Public Art 2.3.0
made an app that pulled Instagram graffiti images, based on the #graffiti tag, and made it accessible via an iphone app. The app let you check which of the indexed images were closest, and surfaced the route to discover art nearby.
Public Art was an iOS application that made it possible to discover over 100,000 new street art and graffiti images from Instagram, a month.
The project started after I had created a photo pipeline from Instagram, where I indexed all images with lat/lon data and a series of hashtags. Based on this 'feature', I realized there was no effective way to browse the images. The result was an app that passed the device's own current location, and processed a search query for the nearest indexed images.
The project ran for 2 years until the 'features' used to pull Instagram images couldn't confidently return graffiti and street art. The cost of processing every indexed image to prevent undesired images was too much at the time.
Games to help label anonymous artists
Think Capcha for graffiti. I created a simple game for 'crowdsourcing' artist labeling. The game gives points for correctly labeled artists, while monitoring the community to see if consensus was met around the artist.
What's new about this?
I have not seen any global foundations that systematically preserve street art. I'm still figuring this out, but I feel like the current state of machine learning/CV + mobile devices + widely available internet makes this uniquely solvable problem.

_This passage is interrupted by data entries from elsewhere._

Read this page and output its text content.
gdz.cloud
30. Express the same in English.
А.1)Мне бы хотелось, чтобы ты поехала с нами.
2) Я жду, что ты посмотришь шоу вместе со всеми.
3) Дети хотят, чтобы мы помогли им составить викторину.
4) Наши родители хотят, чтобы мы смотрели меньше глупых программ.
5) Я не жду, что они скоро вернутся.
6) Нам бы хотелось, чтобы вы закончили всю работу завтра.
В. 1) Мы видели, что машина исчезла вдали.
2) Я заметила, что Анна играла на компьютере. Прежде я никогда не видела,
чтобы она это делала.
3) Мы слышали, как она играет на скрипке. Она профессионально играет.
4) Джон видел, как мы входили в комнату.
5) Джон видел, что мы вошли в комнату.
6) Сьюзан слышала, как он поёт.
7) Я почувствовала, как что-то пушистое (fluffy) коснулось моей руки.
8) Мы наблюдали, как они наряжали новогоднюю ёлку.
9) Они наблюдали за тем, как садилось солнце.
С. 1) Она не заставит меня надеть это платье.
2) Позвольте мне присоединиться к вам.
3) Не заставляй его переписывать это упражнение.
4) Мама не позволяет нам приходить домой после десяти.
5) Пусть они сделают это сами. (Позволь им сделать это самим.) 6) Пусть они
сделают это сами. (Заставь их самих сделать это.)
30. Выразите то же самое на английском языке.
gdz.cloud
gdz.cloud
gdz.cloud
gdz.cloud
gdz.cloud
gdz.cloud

Based on the wide spread use of social media, a larger amount of graffiti and street art is documented with multiple dimensions of valuable data (time/date/location). Using some basic forms of user generated image submissions, alongside crawlers that monitor certain social media hashtags, I know there is well over 100,000 new graffiti images that can be accessed and preserved a month. The number is likely closer to 400,000 new images.